SYMP 12-4
Predicting species extinctions due to climate change
Identifying species vulnerable to climate change remains a challenging task for conservation biologists. Several new assessment approaches have been proposed for doing this, based on the assumption that established assessments such as the IUCN Red List need revising or replacing because they have not explicitly considered climate change. However, no assessment approach has been tested to determine its ability to identify species that might go extinct due to climate change. To test the ability of the Red List system to identify species vulnerable to climate change, we developed a novel modeling approach, linking downscaled climate model ensembles, ecological niche models, and generic life history models that predict extinction probability.
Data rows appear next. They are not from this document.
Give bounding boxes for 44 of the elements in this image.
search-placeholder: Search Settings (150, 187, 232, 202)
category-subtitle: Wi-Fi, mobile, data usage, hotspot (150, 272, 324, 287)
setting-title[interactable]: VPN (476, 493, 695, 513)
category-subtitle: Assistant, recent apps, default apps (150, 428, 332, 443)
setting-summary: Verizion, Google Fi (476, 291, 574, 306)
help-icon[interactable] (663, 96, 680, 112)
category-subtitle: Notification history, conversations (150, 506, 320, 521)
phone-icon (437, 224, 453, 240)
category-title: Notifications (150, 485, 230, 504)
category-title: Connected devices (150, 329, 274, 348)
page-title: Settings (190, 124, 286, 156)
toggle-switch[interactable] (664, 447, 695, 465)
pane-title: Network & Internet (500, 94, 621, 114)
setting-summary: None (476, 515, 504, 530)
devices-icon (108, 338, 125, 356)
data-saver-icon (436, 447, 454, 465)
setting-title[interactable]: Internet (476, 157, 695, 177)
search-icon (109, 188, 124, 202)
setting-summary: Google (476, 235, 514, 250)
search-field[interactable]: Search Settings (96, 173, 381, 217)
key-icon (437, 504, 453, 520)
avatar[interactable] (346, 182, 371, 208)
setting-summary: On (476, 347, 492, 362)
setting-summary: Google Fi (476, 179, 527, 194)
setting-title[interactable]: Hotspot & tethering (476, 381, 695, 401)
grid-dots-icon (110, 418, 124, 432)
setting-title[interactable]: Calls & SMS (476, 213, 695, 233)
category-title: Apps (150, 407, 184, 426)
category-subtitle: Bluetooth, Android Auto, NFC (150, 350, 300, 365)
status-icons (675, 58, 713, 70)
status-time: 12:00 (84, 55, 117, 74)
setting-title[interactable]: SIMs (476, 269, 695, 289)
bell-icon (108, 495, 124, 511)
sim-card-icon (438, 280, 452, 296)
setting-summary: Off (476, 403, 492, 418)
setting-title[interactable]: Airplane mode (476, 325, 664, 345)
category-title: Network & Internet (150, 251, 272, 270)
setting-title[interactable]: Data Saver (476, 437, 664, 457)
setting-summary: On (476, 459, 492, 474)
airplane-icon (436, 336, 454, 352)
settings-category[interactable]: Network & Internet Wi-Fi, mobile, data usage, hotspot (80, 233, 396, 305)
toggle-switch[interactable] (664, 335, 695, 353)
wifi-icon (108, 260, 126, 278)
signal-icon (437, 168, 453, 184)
We generated replicate 100-year abundance trajectories under climate change for range-restricted reptiles and amphibians endemic to the US. For each replicate, we categorized the simulated species according to IUCN Red List criteria at annual, 5-year, and 10-year intervals (the latter representing current practice). For replicates that went extinct, we calculated the number of years the simulated species was continuously listed in a threatened category.
Results/Conclusions
Analysis of simulation results reveals interacting effects of life history traits and range shifts on the vulnerability of species to climate change. Our results also indicate that the IUCN Red List system nearly always (>95% of replicates) provides conservation practitioners with >20 years of advance warning prior to extinction, even for the species most vulnerable to climate change. However, our results strongly suggest that conservation actions should begin as soon as a species is listed as Vulnerable, because species often (>50% of replicates) went extinct within 20 years of becoming uplisted to the Critically Endangered category. Overall, we found that the Red List criteria reliably provide a sensitive and precautionary way to assess extinction risk under climate change.